- Interactive map of Palanswa
- Country: India
- State: Gujarat
- District: Kutch
- Named for: Palas is the Butea monosperma, Van means Forest. "Forest of Palas trees" which existed prior to the settlement

Government
- • Social President (Nagar sheth): Shri Himmatbhai Nagarlal Kothari
- Elevation: 30 m (98 ft)

Population
- • Total: 10,000
- Time zone: UTC+5:30 (IST)
- Postal Code: 370157
- STD: 02806
- Website: gujaratindia.com

= Palanswa =

Palanswa or Palansva is a village of Vaghela Royal kingdom in Gujarat, India.Its one and only Vaghela Jagir(Kingdom) in kutch others are of Jadeja's Jagir(Kingdom). The Palasva's Fort have permission of Jail. Palasva also known as King Meghrajsinh Vaghela's place and palace. It lies in the Kutch district in the Taluka of Raapar. The village is located on Indian National Highway No 8A.

==History==
Palanswa is an old village. There is a large lake at the beginning of the town near the bus station. The entire town is on small hill and one main road (Market) leads to the market, with many streets on both the side of main market, called vaas.

Situated in the middle of the main market is the Hindu temple shree pingalshyam ji temple (Brahmin),Jain temple Derasar and the Upashray. The main idol of the god Shri Shantinath Dada is located here. The temple was first time founded by SHETH SHRI KOTHARI RAJA VALJI. This temple was destroyed in an earthquake in 2001. A new temple was made in 2009 by Shri Visa Shrimali Shwetambar Murtipujak Tapagachchh Jain Sangh.

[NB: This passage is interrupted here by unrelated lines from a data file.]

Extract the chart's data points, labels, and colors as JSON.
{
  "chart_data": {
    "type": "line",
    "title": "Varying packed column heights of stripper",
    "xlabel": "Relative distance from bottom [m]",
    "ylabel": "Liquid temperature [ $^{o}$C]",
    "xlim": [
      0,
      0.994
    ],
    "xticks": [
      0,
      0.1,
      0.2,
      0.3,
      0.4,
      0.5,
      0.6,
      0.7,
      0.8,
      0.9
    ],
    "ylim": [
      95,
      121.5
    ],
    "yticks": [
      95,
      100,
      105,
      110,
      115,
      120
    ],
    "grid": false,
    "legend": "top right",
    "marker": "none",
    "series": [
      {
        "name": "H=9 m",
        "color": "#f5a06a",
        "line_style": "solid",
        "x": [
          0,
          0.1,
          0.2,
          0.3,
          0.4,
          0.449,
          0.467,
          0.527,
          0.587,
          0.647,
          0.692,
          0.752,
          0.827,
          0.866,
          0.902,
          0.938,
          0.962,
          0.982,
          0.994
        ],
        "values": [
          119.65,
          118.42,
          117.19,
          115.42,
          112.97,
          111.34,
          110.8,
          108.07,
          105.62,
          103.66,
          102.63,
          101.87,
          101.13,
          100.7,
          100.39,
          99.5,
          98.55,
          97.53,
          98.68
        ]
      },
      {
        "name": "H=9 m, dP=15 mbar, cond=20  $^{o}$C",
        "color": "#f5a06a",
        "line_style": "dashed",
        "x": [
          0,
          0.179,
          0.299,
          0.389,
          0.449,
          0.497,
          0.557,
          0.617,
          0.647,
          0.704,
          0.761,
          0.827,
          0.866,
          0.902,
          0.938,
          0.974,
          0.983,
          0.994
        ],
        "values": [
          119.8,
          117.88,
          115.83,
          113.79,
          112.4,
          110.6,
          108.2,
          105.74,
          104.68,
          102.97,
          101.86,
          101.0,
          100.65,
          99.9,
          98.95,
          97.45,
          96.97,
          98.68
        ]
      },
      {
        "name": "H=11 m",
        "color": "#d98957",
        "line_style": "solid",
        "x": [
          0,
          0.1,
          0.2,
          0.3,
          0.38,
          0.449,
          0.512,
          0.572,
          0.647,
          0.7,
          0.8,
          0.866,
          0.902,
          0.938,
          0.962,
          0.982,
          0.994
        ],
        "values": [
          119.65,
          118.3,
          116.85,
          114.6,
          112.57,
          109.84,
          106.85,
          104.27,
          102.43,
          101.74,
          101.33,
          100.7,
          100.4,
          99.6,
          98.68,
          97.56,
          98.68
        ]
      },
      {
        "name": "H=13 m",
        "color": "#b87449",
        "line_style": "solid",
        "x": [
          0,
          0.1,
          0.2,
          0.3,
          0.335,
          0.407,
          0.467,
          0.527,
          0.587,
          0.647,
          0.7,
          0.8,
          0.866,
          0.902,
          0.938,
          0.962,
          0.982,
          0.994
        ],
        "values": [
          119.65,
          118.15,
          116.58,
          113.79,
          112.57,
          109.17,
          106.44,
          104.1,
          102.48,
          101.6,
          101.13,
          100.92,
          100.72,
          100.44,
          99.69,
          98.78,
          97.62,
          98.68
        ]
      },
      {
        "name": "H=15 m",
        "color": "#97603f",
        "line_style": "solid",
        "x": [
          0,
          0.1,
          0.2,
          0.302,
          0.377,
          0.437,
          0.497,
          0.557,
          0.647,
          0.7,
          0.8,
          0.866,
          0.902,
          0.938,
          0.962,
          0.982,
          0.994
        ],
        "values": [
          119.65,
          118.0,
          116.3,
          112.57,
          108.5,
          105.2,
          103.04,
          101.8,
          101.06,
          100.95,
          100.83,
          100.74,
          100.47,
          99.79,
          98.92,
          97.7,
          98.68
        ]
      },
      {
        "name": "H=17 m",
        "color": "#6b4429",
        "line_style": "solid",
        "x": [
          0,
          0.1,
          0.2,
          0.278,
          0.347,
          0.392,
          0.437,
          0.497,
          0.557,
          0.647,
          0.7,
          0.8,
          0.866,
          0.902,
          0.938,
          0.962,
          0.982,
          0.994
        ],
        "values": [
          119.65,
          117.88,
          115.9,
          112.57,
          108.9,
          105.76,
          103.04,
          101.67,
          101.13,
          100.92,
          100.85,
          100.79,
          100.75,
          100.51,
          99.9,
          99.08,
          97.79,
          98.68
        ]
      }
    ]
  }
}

There are chakreshwari devi temple in the village which is family deity of Kothari Raja Valji family.
(કોઠારી રાજા વાલજી પરિવાર કુળદેવી નુ મંદિર)

==People==

The community consists mainly of: Royal Rajput, Jain Baniya, Prajapati.
Sanchihar ( sachora ) Brahmin

Kothari, Mehta and Doshi are the major surnames in the Jain community of Planswa. This is a business class community and most of the people are settled outside.

Gujarati is a main language.

==Educational Facilities==

There are two primary school and one government High School for Gujarati Medium.

==Transportation Facilities==

Daily Bus services are available to important stations of the state, as well as to some local stations of the district.

The nearest Main Railway station is Samakhiyali which is 50 km away. Samakhiyali is well connected with the other railway stations of the country.

The nearest airports are Galpadar and Bhuj which are approx 120 km away from Palansva.

==Wildlife==
In 2005, two large colonies of spoonbills were discovered near Palanswa and Deshalpar by students of Manjal Government High School.